Century Marks

Century Marks

Flip-flop

Utah is arguably the most conservative state in the United States. Its many Mormon residents often assume that the Republican Party is God’s Party. In their early days, however, Mormons were so overwhelmingly Democratic that Brigham Young assigned some families to support Republicans in order to foster a climate of bipartisanship. Utah voted for Franklin D. Roosevelt four times and for his Democratic successor, Harry Truman. Utah flipped to the Republican Party in the 1950s in response to the cold war and later in reaction to the civil rights movement and youth unrest. The Supreme Court’s Roe v. Wade decision on abortion sealed Republican support in Utah (Mary Barker, Religion Dispatches).

Best books on the Puritans

  • Perry Miller, The New England Mind: The Seventeenth Century and The New England Mind: From Colony to Province. Miller, an atheist and heavy drinker who is widely regarded as the greatest historian of American Puritanism, admired the Puritans as serious intellectuals who lived out their beliefs.
  • Edmund Morgan, The Puritan Family. Morgan, Miller’s student, gives a sympathetic treatment of the warmth and passion of Puritan family life that belies the stereotype of Puritans as legalistic killjoys.
  • Charles Hambrick-Stowe, The Practice of Piety. Hambrick-Stowe brilliantly explicates the Puritans’ devotional practices and their fervent love of God.
  • Harry Stout, The New England Soul. While Miller emphasized the changing nature of Puritanism in America, Stout finds that Puritan theology, focused on the doctrine of covenant, remained quite stable throughout the colonial era.
  • Jill Lepore, The Name of War. Lepore compellingly recounts the tragic, brutal history of the Puritan war with Native Ameri­cans in the 1670s, which in terms of the percentage of people killed remains one of the deadliest wars in American history (Thomas Kidd, Patheos, July 17).

Jesus’ complexion

Many Americans were disturbed when video clips of Jeremiah Wright surfaced in 2008 showing him preaching about a black Jesus crucified by white Roman centurions. Edward J. Blum and Paul Harvey, authors of The Color of Christ, point out that the features of another image of Jesus hardly get noticed: Christus, an 11-foot white marble Jesus at the Mormon visitors’ center in Salt Lake City, is a central part of Mormon iconography. The statue, a replica of a work by Danish sculptor Bertel Thorvaldsen, shows a Northern European–looking Jesus.

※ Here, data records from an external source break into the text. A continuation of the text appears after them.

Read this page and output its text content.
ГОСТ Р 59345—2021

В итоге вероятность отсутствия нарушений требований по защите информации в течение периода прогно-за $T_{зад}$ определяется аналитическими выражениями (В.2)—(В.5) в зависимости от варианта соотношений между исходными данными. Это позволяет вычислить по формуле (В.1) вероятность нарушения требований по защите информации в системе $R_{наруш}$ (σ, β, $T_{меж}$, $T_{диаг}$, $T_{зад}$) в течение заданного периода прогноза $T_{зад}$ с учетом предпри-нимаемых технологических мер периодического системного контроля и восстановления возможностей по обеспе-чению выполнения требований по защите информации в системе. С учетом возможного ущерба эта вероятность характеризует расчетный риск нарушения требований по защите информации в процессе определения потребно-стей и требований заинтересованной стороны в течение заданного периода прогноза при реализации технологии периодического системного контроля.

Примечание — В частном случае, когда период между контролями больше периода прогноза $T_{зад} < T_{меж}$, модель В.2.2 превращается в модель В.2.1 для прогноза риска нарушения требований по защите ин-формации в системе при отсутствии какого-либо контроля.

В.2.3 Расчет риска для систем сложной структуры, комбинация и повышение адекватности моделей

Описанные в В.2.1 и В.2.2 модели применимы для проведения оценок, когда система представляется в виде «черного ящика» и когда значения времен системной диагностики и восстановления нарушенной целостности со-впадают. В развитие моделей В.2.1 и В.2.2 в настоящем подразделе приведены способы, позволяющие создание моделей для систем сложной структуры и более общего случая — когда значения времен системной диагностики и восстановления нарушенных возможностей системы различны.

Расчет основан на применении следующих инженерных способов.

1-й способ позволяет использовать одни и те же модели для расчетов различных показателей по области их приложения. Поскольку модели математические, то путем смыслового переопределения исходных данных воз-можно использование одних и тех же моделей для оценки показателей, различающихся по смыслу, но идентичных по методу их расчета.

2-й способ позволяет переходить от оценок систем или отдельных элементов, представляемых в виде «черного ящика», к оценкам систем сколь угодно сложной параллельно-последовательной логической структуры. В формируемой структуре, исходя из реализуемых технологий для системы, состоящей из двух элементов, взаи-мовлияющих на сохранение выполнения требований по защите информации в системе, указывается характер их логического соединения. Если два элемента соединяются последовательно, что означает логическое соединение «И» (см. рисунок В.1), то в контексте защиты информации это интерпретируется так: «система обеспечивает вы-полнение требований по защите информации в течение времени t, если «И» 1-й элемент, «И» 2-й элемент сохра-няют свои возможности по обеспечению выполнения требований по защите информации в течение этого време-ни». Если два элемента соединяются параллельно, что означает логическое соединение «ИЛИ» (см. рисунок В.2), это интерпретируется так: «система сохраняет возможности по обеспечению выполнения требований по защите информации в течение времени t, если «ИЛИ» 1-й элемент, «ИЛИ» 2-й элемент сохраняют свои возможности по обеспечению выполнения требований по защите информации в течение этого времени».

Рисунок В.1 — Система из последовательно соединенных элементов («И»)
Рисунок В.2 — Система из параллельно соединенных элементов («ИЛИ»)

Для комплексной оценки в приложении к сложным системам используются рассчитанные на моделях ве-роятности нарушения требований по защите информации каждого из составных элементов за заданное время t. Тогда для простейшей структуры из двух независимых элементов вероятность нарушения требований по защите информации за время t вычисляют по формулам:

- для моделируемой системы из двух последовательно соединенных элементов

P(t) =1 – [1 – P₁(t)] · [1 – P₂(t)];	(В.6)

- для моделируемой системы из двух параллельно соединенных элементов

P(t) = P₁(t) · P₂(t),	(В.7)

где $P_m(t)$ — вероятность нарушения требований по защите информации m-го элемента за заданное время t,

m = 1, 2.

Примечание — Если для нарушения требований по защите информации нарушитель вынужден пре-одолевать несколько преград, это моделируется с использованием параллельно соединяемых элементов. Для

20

It fits with what Joseph Smith said was revealed to him about Jesus: that he had fair skin and blue eyes (Huff Post Religion, September 9).

Denominational decline

Reform Judaism and Conservative Judaism, the two most liberal Jewish groups in the United States, are losing about 1 percent of their members each year, according Steven Cohen, sociologist at Hebrew Union College. Interreligious marriage is a significant cause: only 15 to 20 percent of interfaith families join a synagogue, and those who do are less active or leave the synagogue after the bar mitzvah of their last child. Jews tend to live in blue states where the rate of religious affiliation is the lowest. The largest “denomination” declared by American Jews is “none” (Economist, July 28).

Target audience

Despite the fact that President Obama has done virtually nothing to restrict firearms, the National Rifle Association and the firearms industry warn that Obama will take guns away from law-abiding citizens. The message is good for business. Last year the firearms industry had an overall economic impact of $31.8 billion. Employment is up in the industry 31 percent since 2008. Remington alone sold more than 1 million guns and 2 billion rounds of ammunition in 2011, its third most profitable year in the last two decades—outdone only by the two previous years. The NRA has said that a second term for Obama would result in an all-out war on Second Amendment rights. However, the Brady Center, which lobbies for gun control, has given Obama an F on efforts to control guns (Nation Institute, September 2).